The Blume-Capel ordinal variable assumes that there is a specific reference category, such as “neutral” in a Likert scale, and responses are scored according to their distance from this reference category. In the first group, the threshold parameters are modelled as $$\mu_{\text{ic}} = (\tau_{\text{i1}} + \epsilon_{\text{i1}} / 2) \times \text{c} + (\tau_{\text{i2}} + \epsilon_{\text{i2}} / 2) \times (\text{c} - \text{r})^2,$$ and in the second groups as $$\mu_{\text{ic}} = (\tau_{\text{i1}} - \epsilon_{\text{i1}} / 2) \times \text{c} + (\tau_{\text{i2}} - \epsilon_{\text{i2}} / 2) \times (\text{c} - \text{r})^2.$$ The linear and quadratic category threshold parameters \(\tau_{\text{i1}}\) and \(\tau_{\text{i2}}\) denote overall effects that are considered nuisance, and attention is focused on the two threshold difference parameters \(\epsilon_{\text{i1}}\) and \(\epsilon_{\text{i2}}\), which reflect the differences in the quadratic model for the variable \(i\) between the two groups.
Bayesian variable selection is used to model the presence or absence of the difference parameters \(\delta\) and \(\epsilon\), which allow us to assess parameter differences between the two groups. Independent spike and slab priors are specified for these difference parameters. The spike and slab priors use binary indicator variables to select the difference parameters, assigning them a diffuse Cauchy prior with an optional scaling parameter if selected, or setting the difference parameter to zero if not selected.
The function offers two models for the probabilistic inclusion of parameter differences:
Bernoulli Model: This model assigns a fixed probability of selecting a parameter difference, treating them as independent events. A probability of 0.5 indicates no preference, giving equal prior weight to all configurations.

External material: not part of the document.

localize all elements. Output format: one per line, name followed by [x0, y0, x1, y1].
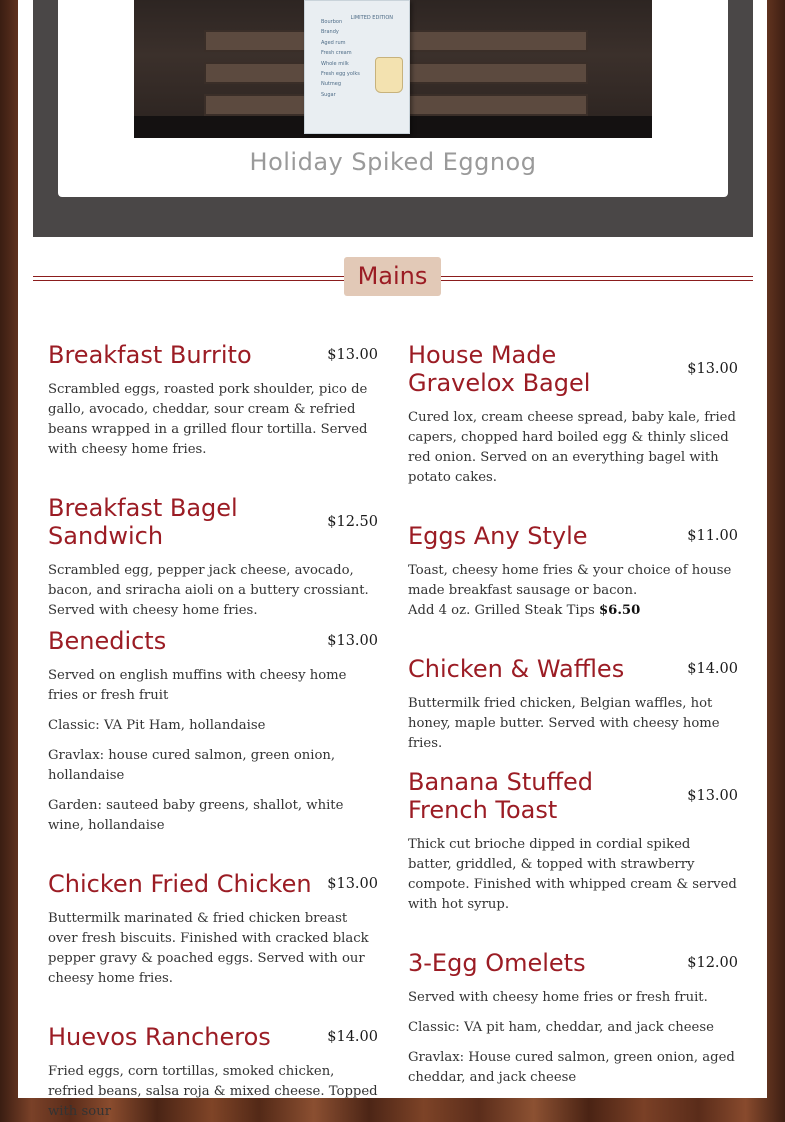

Beta-Bernoulli Model: Introduces a beta distribution prior for the inclusion probability that models the complexity of the configuration of the difference indicators. When the alpha and beta shape parameters of the beta distribution are set to 1, the model assigns the same prior weight to the number of differences present (i.e., a configuration with two differences or with four differences is a priori equally likely).
Inclusion probabilities can be specified for pairwise interactions with
pairwise_difference_probability
and for category thresholds with
threshold_difference_probability
.
The pairwise interaction parameters \(\theta\), the category threshold parameters \(\tau\), and, in the not yet implemented paired-samples designs, the between-sample interactions \(\omega\) are considered nuisance parameters that are common to all models. The pairwise interaction parameters \(\theta\) and the between-sample interactions \(\omega\) are assigned a diffuse Cauchy prior with an optional scaling parameter. The exponent of the category threshold parameters \(\tau\) are assigned beta-prime distribution with optional scale values.